ST. ANDREWS, Scotland -- Jordan Spieth hopped over Jason Day's ball marker, tapped in for his 274th and final stroke of The Open, and walked to the side of the green to stand with his caddie, Michael Greller, and talk to him about the lost possibilities of a Grand Slam bid that was now officially as dead as Old Tom Morris himself.

Spieth removed his cap, ran his fingers through his thinning hair and then congratulated and comforted Day over his identical score of 14 under, 1 stroke south of what was needed to join a three-man playoff that would be won by Zach Johnson. Under a slate gray sky at the close of a round during a tournament defined by weather best described as bizarre in the U.S. and routine in Scotland, Spieth clapped in appreciation of the cheering fans and gave them a thumbs-up.

The kid gets it. In fact, he gets it so much that he might've been the only contender to stick around St. Andrews for more than an hour to congratulate and hug Johnson after the four-hole playoff was complete.

Spieth will celebrate his 22nd birthday next week, but he's really 21 going on 42. The winner of this year's Masters and U.S. Open had just failed to match Ben Hogan's run of three straight major victories to start a season in 1953, and he'd just suffered the same Old Course fate that denied the 1960 Grand Slam bid of Arnold Palmer, who also came up 1 stroke short.

And yet he did not come across Monday as bitter or crushed over the history that had just been ripped from his callused hands. Spieth is a genius golfer, but he understands that he plays the cruelest game on the planet for a living.

In the end, golf always wins. Golf always draws blood. Golf always gets its man.

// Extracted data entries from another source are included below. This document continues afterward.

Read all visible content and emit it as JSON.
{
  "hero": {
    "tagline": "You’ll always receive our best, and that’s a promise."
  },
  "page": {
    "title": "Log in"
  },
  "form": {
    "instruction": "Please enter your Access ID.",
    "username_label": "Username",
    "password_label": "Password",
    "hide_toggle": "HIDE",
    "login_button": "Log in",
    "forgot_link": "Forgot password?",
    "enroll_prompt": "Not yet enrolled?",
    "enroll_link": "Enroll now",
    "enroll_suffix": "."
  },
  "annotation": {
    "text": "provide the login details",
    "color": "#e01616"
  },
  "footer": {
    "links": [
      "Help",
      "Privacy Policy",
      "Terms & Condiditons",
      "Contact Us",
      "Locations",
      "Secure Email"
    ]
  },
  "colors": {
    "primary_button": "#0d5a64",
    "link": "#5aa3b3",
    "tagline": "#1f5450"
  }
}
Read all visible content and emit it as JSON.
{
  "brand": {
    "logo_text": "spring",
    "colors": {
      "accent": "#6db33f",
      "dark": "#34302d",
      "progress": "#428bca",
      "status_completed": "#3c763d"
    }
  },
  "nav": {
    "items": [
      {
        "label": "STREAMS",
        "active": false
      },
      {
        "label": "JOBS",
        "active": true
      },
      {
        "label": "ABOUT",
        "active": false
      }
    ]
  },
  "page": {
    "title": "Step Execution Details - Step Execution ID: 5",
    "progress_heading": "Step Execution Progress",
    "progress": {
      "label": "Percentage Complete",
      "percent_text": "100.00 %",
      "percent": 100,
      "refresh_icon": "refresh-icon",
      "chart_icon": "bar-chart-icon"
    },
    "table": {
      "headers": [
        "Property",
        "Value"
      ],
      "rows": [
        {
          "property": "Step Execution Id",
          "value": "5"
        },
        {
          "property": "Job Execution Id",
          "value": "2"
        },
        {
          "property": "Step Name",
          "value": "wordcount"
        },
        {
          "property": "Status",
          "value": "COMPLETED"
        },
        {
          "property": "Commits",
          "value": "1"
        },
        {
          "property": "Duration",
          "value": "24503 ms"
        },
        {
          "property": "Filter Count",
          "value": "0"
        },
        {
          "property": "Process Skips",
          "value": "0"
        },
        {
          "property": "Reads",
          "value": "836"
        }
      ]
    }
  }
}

Jack Nicklaus won a record 18 majors, but the game found ways to ensure he also finished second 19 times. Nicklaus lost his 1972 Grand Slam dream at Muirfield on what he considered a lucky Lee Trevino shot, and Tiger Woods lost his 2002 Grand Slam dream at the same course when he was blown out of the ballpark by apocalyptic storms on the way to shooting a third-round 81.

This was Spieth's turn to take the hit. He played his you-know-what off, and hit the ball off the tee and elsewhere as soundly as he's hit it across this entire charmed season and, oh yeah, he made a putt on the 16th hole that ran as long as the stretch of I-40 in his home state of Texas.

Tied for the lead at 15 under, Spieth raised his putter with his left hand after that one, reminiscent of the way a 46-year-old Nicklaus raised his after the classic putt on the 17th at the 1986 Masters. Everyone fortunate enough to be watching had the exact same feeling: The kid was actually going to do it. He was going to survive the five three-putts in a wind-delayed second round that seemed to cover two weeks rather than two days. He was going to overcome Monday's ghastly double-bogey on No. 8 just like he'd overcome his ghastly double-bogey on the 71st hole at Chambers Bay.

Spieth would stand with his fellow Texan, Hogan, as same-season winners of the Masters, U.S. Open and The Open, and he would go to Whistling Straits with a chance to do something in sports history that would've made American Pharoah's Triple Crown triumph last month look like just another fun day at Belmont Park. In his news conference, before a roomful of awestruck reporters, Spieth would even laugh about his chip shot at No. 13 that hit the pin and somehow didn't fall.

But something unfunny happened on the way to that news conference. In fact, the Road Hole happened. When asked after his third round if he would be able to block out the historical magnitude of what he was chasing on the back nine of his final round, Spieth said he would embrace that thought and use it as a motivational source "if it creeps in." It didn't creep in. "The putt on 16 went in," Spieth said Monday after his final round of 3-under 69 was complete. "But none of the historical element came into my head whatsoever because 17 is just so brutal, and 18 is tough to get close." Seventeen is no par-4; it is a medieval torture chamber penned in by an ancient stone wall. It can break a man the way it broke Phil Mickelson, whose early charge up the leaderboard was vaporized on the 17th tee when he hooked his blind tee shot so severely it landed on a guest room's balcony at the Old Course Hotel.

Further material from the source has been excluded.